I'm properly feeling Christmassy this year, I'm filled with a childish sense of excitement about putting up a tree and brewing mulled wine. I'm ready to get cosy (or hygge - that word stolen from those gorgeous Danes). I am practically seconds away from putting up a tree. However it has actually taken a while for me to get back into the idea of Christmas since my father died and I am totally empathetic to anyone that has lost someone and is facing the daunting prospect of a nostalgic Christmas ahead. My dad used to enjoy this season so much that it is literally impossible not to think about and miss him.
Our first Christmas without him was probably the most difficult. We felt at the time that it was just something we needed to get through and I could not imagine that there would ever be a moment when we would look forward to Christmas again. Instead of getting together with the rest of the family, my mum and I went to a local homeless shelter in Canterbury and immersed ourselves in festive cooking. There we met people who really did need a reason to be cheerful on a daily-basis and I cannot tell you how much being with them grounded us and took us out of our own grief.

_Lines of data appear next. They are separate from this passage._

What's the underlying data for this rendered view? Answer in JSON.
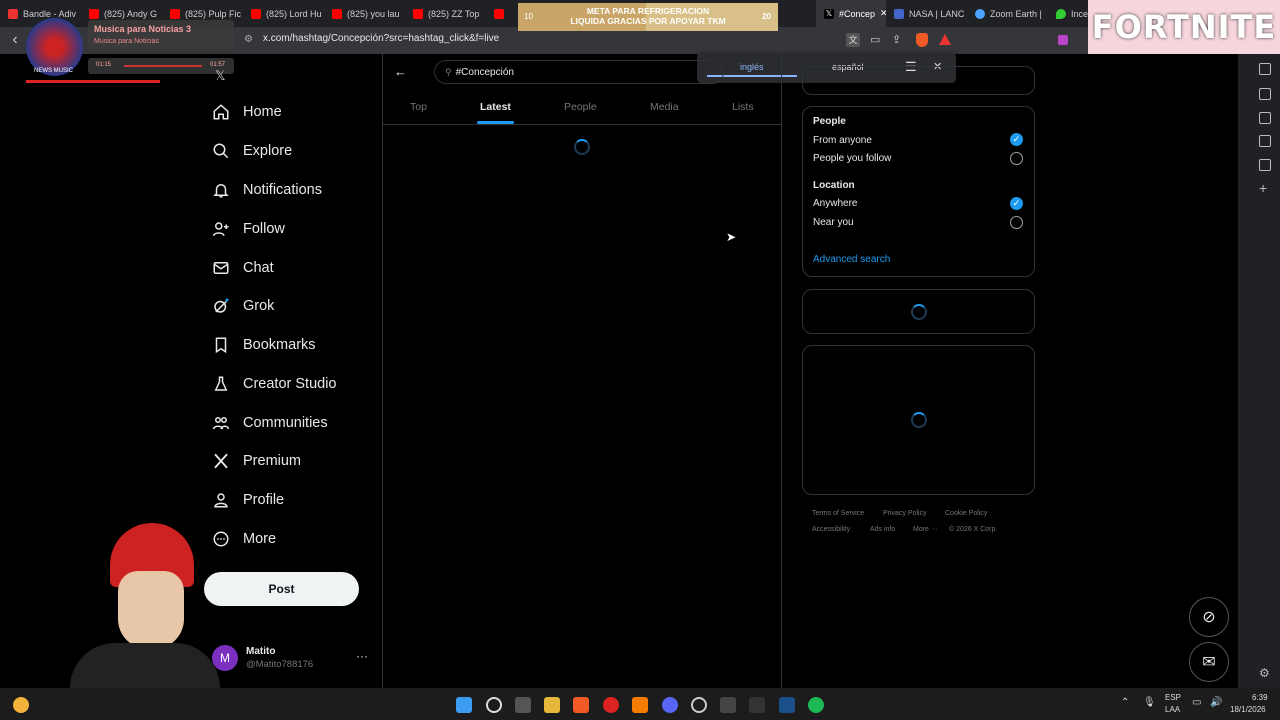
{
  "browser": {
    "tabs": [
      "Bandle - Adiv",
      "(825) Andy G",
      "(825) Pulp Fic",
      "(825) Lord Hu",
      "(825) you lau",
      "(825) ZZ Top",
      "#Concep",
      "NASA | LANC",
      "Zoom Earth |",
      "Incendio Trin"
    ],
    "url": "x.com/hashtag/Concepción?src=hashtag_click&f=live"
  },
  "overlay": {
    "music_title": "Musica para Noticias 3",
    "music_subtitle": "Musica para Noticias",
    "music_time_start": "01:15",
    "music_time_end": "01:57",
    "music_logo": "NEWS MUSIC",
    "donation_left": "10",
    "donation_text_1": "META PARA REFRIGERACION",
    "donation_text_2": "LIQUIDA GRACIAS POR APOYAR TKM",
    "donation_right": "20",
    "fortnite": "FORTNITE"
  },
  "translate": {
    "lang1": "inglés",
    "lang2": "español"
  },
  "nav": {
    "items": [
      "Home",
      "Explore",
      "Notifications",
      "Follow",
      "Chat",
      "Grok",
      "Bookmarks",
      "Creator Studio",
      "Communities",
      "Premium",
      "Profile",
      "More"
    ],
    "post": "Post",
    "user_name": "Matito",
    "user_handle": "@Matito788176",
    "avatar_letter": "M"
  },
  "search": {
    "query": "#Concepción"
  },
  "tabs": {
    "top": "Top",
    "latest": "Latest",
    "people": "People",
    "media": "Media",
    "lists": "Lists"
  },
  "filters": {
    "people_title": "People",
    "from_anyone": "From anyone",
    "people_you_follow": "People you follow",
    "location_title": "Location",
    "anywhere": "Anywhere",
    "near_you": "Near you",
    "advanced": "Advanced search"
  },
  "footer": {
    "terms": "Terms of Service",
    "privacy": "Privacy Policy",
    "cookie": "Cookie Policy",
    "accessibility": "Accessibility",
    "ads": "Ads info",
    "more": "More ···",
    "copyright": "© 2026 X Corp."
  },
  "taskbar": {
    "lang": "ESP",
    "lang2": "LAA",
    "time": "6:39",
    "date": "18/1/2026"
  },
  "colors": {
    "accent": "#1d9bf0",
    "bg": "#000000",
    "border": "#2f3336"
  }
}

The incredibly kind men and women we chatted to, thanked us for taking the time to be with them, but really we knew they were the ones who had helped us.
It is almost seven years ago that my dad died, which seems ridiculous, because in a way I cannot believe we have been apart for that long - but of course I remember it as though it was yesterday. And although I think of him at least a few times a day, the thoughts don't make me cry anymore. I very much wish that he had been here to at least meet my husband and children, but there's a part of me that accepts the situation now and finally it is OK. Finally the moment in time when things become less raw has arrived. That moment of relief from the sadness that somehow grips at your thoughts as you try to navigate through life. That sadness that makes you want to stop thinking, try to numb out the pain and block out the memories. Finally that time has come when they can flow again and it is OK.
In fact, to me, it seems to be a real marker of having healed from our sadness as a family that we are now able to celebrate Christmas again. We are very much looking forward to all getting together this year and I am excited to have that moment when we are all in the kitchen preparing our meal. We are lucky enough to be housed and surrounded by loved ones and although we will undoubtedly think of our absent adorable dad, this year and every day of the year ahead will be absolutely tinged with joy.